Although I visited Yale in the early stages of my study tour, I was so taken by what I learnt about its postdoctoral programme that I made up my mind then that I would like to return to New Haven as a postdoctoral fellow as soon as was practicably possible. I promptly discussed the matter with Dr Jesse Geller, the responsible academic at the time. The discussion was not in vain because I was able to learn, before my return to Westport that day, that my prospects for admission were good. At that time I was unaware of the part played by the state of Connecticut and Clifford Beers in the development of psychology in the US, including the establishment of the National Committee for Mental Hygiene (now known as the National Mental Health Association) in 1909.17

Following my visits to Harvard, Westport and Yale, there was much to experience and learn in New York City and the rest of the country. The experience I relished most in America’s world-renowned metropolis was my visit to the Harlem Counseling Center on 125th Street. It was a black-run facility that catered primarily for black and Hispanic residents of Harlem. During my visit I familiarised myself with an approach to mental health that was gaining ascendancy in the early 1970s – the practice of what was popularly known as community psychology, a tradition that had been introduced to me during my discussions at the CMHC. At the Harlem Counseling Center mental health professionals were developing community psychology treatment strategies that required professionals to work where people lived, in order to enable regular community members to act as agents for positive mental health change.

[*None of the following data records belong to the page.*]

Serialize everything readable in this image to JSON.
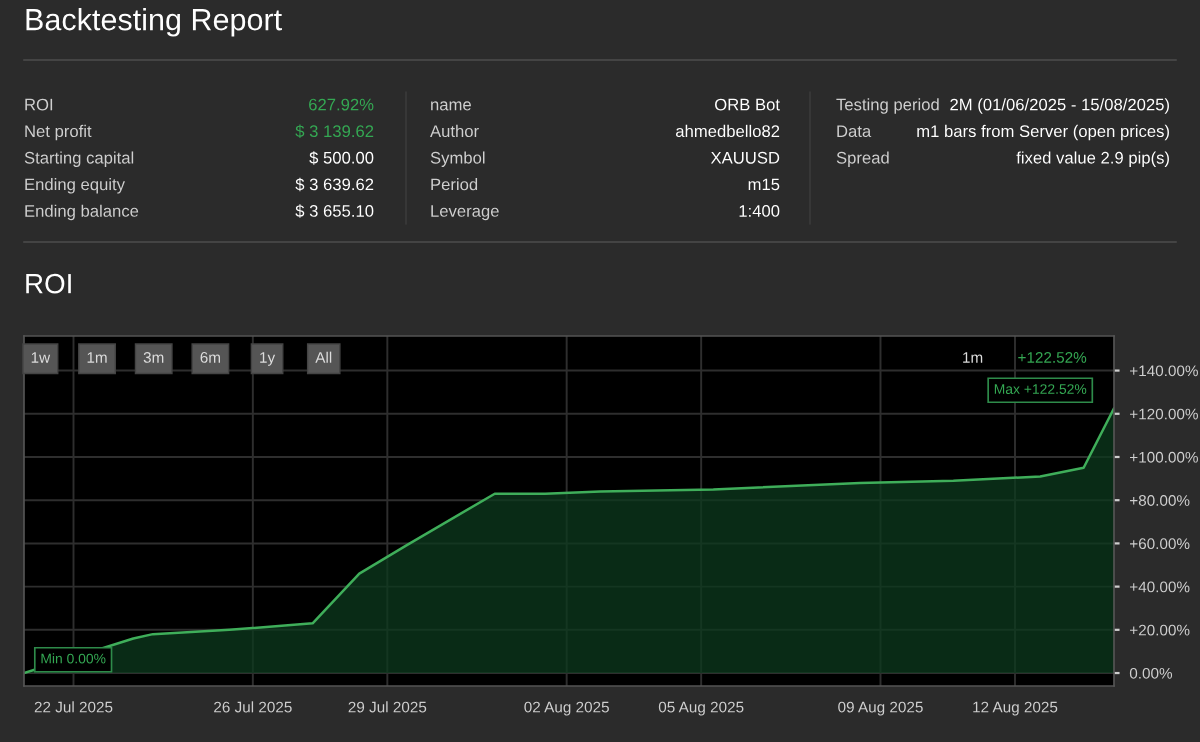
{
  "chart_data": [
    {
      "type": "other",
      "title": "Backtesting Report",
      "annotations": [
        "ROI",
        "627.92%",
        "Net profit",
        "$ 3 139.62",
        "Starting capital",
        "$ 500.00",
        "Ending equity",
        "$ 3 639.62",
        "Ending balance",
        "$ 3 655.10",
        "name",
        "ORB Bot",
        "Author",
        "ahmedbello82",
        "Symbol",
        "XAUUSD",
        "Period",
        "m15",
        "Leverage",
        "1:400",
        "Testing period",
        "2M (01/06/2025 - 15/08/2025)",
        "Data",
        "m1 bars from Server (open prices)",
        "Spread",
        "fixed value 2.9 pip(s)"
      ]
    },
    {
      "type": "area",
      "title": "ROI",
      "x": [
        "2025-07-20T21:30",
        "2025-07-23T08:00",
        "2025-07-23T18:30",
        "2025-07-25T11:30",
        "2025-07-27T08:00",
        "2025-07-28T09:00",
        "2025-07-29T10:00",
        "2025-07-31T09:30",
        "2025-08-01T12:30",
        "2025-08-02T18:00",
        "2025-08-05T06:30",
        "2025-08-08T13:00",
        "2025-08-10T15:00",
        "2025-08-12T13:30",
        "2025-08-13T12:45",
        "2025-08-14T05:00"
      ],
      "series": [
        {
          "color": "#3fae5a",
          "values": [
            0,
            16,
            18,
            20,
            23,
            46,
            59,
            83,
            83,
            84,
            85,
            88,
            89,
            91,
            95,
            122.52
          ]
        }
      ],
      "ylim": [
        -6,
        156
      ],
      "yticks": [
        {
          "value": 0,
          "label": "0.00%"
        },
        {
          "value": 20,
          "label": "+20.00%"
        },
        {
          "value": 40,
          "label": "+40.00%"
        },
        {
          "value": 60,
          "label": "+60.00%"
        },
        {
          "value": 80,
          "label": "+80.00%"
        },
        {
          "value": 100,
          "label": "+100.00%"
        },
        {
          "value": 120,
          "label": "+120.00%"
        },
        {
          "value": 140,
          "label": "+140.00%"
        }
      ],
      "xlim": [
        "2025-07-20T21:30",
        "2025-08-14T05:00"
      ],
      "xticks": [
        {
          "value": "2025-07-22T00:00",
          "label": "22 Jul 2025"
        },
        {
          "value": "2025-07-26",
          "label": "26 Jul 2025"
        },
        {
          "value": "2025-07-29T00:00",
          "label": "29 Jul 2025"
        },
        {
          "value": "2025-08-02",
          "label": "02 Aug 2025"
        },
        {
          "value": "2025-08-05T00:00",
          "label": "05 Aug 2025"
        },
        {
          "value": "2025-08-09",
          "label": "09 Aug 2025"
        },
        {
          "value": "2025-08-12T00:00",
          "label": "12 Aug 2025"
        }
      ],
      "grid": true,
      "annotations": [
        "1w",
        "1m",
        "3m",
        "6m",
        "1y",
        "All",
        "1m",
        "+122.52%",
        "Min 0.00%",
        "Max +122.52%"
      ]
    }
  ]
}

After my New York visit my itinerary included visits to psychology departments at Emory University, the Georgia Institute of Technology, and the smaller, predominantly black colleges in the southern city of Atlanta, Georgia, which are such a notable feature of the higher-education sector in that city. In California, upon arrival at Stanford University, my itinerary included a visit to the Center for Advanced Study in the Behavioral Studies, where I was pleased to meet Professor Monica Wilson of the University of Cape Town.

Although it was Christmas time, visits to the University of California in San Francisco and Los Angeles followed, as well as a day’s stay at the California Institute of Technology. It was that visit that resulted in a longish association between myself and Professor Ed Munger, who was instrumental in securing my participation in the regular meetings of the Pugwash Conferences on Science and World Affairs in the years following my visit.

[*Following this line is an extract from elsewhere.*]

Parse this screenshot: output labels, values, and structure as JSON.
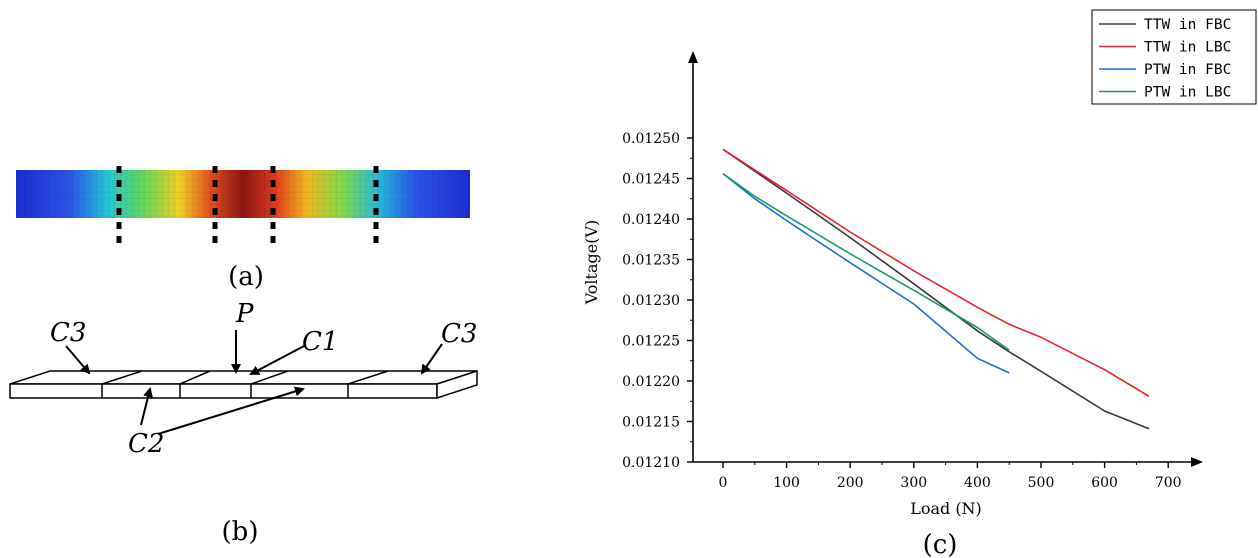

A snapshot of such a wide-ranging visit leaves out many experiences and interesting individuals from whom I learnt a great deal. The tour exposed me to a world of applied psychology that was varied, purposefully structured and, in some instances, community based. It was a far cry from the minimalist hit-and-miss experience I had had to create for myself at Baragwanath. By the time I left J F Kennedy Airport on my way back to Johannesburg I was determined to return to the US, and specifically to Yale. I wanted to take advantage of the opportunity for advanced training that my hosts and I had discussed. As I understood the situation at the time, there could have been no better remedy for the deficiencies of my race-based training at home than a postdoctoral fellowship at Yale.